At the core of Mākhers’ strategy is also an acknowledgement of the injustices that women in these communities are facing, and a gender lens has been applied at every stage of the company’s decision-making. Mākhers is black-female owned and its founder has been intentional about looking for predominantly female-owned and led investors.

Affordable housing is one of the most critical components of an equitable community.
— Wanona Satcher, Founders of Mākhers Studio

In addition, the company is committed to hiring women, including immigrant, Spanish-speaking single mothers who often face discrimination in their communities, giving them the tools to build the change they want to see, and in turn inspiring more women and girls to become community builders. The company has also incorporated a gender lens into who it builds its properties for, and focuses particularly on the ageing population – of which a disproportionate number are women – and single mothers with children, who make up a large proportion of domestic abuse victims in the United States with no safe space to live.

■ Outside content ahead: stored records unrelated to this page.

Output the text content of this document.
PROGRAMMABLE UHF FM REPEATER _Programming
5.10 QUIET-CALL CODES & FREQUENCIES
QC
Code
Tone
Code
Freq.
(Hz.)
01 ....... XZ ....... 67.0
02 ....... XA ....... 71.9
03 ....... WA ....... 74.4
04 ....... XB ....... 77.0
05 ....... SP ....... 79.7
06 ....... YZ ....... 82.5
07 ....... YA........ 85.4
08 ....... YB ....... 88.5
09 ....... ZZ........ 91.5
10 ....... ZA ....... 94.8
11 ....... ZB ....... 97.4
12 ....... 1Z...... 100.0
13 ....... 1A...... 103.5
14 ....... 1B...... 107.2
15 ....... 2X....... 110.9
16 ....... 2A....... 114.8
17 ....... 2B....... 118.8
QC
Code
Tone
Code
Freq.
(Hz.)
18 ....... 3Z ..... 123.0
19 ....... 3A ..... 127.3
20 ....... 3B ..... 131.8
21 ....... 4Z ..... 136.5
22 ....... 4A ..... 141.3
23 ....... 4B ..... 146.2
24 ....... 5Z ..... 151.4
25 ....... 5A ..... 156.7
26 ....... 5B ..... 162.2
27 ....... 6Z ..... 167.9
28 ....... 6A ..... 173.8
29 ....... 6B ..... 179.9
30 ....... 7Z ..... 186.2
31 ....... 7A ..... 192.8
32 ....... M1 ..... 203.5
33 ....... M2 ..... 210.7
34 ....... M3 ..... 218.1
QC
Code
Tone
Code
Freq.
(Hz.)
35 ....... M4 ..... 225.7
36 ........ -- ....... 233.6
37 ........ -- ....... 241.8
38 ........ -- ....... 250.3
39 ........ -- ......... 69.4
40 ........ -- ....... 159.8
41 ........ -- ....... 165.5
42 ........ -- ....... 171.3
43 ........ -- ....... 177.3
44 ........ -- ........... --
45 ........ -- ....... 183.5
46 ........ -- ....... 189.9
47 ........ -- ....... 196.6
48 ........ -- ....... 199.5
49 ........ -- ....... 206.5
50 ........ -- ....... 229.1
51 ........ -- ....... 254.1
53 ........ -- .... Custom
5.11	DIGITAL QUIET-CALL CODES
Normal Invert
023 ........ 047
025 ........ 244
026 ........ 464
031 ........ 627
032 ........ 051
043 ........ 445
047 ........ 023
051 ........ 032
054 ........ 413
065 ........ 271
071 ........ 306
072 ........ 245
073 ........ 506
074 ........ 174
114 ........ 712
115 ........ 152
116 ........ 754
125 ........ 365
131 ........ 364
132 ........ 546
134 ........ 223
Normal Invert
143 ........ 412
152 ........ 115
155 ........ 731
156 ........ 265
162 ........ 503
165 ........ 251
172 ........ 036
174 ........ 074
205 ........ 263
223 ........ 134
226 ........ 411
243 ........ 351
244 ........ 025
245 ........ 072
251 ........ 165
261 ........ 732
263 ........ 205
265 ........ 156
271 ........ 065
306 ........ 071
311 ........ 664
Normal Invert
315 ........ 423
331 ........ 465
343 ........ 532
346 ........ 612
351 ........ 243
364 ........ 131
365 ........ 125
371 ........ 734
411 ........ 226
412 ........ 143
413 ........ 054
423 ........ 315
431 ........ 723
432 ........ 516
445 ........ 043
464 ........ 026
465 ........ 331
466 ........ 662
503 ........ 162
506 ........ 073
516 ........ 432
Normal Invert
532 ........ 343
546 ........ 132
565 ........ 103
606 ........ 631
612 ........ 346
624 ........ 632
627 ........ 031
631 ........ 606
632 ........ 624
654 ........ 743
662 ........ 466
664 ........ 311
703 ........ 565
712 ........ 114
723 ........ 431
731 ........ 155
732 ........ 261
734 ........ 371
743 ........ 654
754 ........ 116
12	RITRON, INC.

Wanona’s own upbringing helped fuel her ambition to serve these members of the community in this way; she saw first hand the housing struggles her mother went through as a single parent, and had to travel a long way to access quality education as a child.

Impact

Since inception, Mākhers has successfully recycled 40 tonnes of steel with each project and supported underserved residents with greener, safe and affordable housing.

Key takeaways

Mākhers Studio provides an excellent example of how the green transition in the construction sector can simultaneously build wealth in low-income neighbourhoods and unlock local economic potential, through a focus on creating localised supply chains, jobs, and citizen-led solutions.

From an investment perspective, this example also sheds light on the vital need for the finance community to think beyond conventional real estate solutions when identifying sustainable companies to invest in, and prioritise long term products that promote equality and access for the most vulnerable.

What’s next?

Looking into the future, the organisation is committed to reducing the carbon footprint of its products through alternative materials and is currently working on building a new modular system using recycled steel and cross laminated timber, and prefabricated panels for residential retrofits. Their primary ambition is to expand geographically across the United States (Michigan and New York State initially) and globally, as well as boost their outreach to forge B2B collaborations with multinational companies like IKEA, and NGOs that support global economic development.

One key barrier for Mākhers to overcome concerns the underwriting and loan terms stipulated by many conventional banks. These tend to be overly complex for new construction methods like modular housing made from recycled materials, and many banks claim that as they have no experience underwriting these sorts of properties, they aren’t able to do so. Wanona describes a number of circumstances, where veterans living in trailers have been informed by the authorities that the land underneath their trailer is being sold, and have then expressed an interest in getting one of their Pods™. These developments have never gone ahead however, as the banks contacted were unable to provide loans to underwrite the projects. It’s clear therefore, that banks and alternative financiers must develop new and innovative forms of financing to effectively support equitable community development and innovations in cleaner, more durable construction.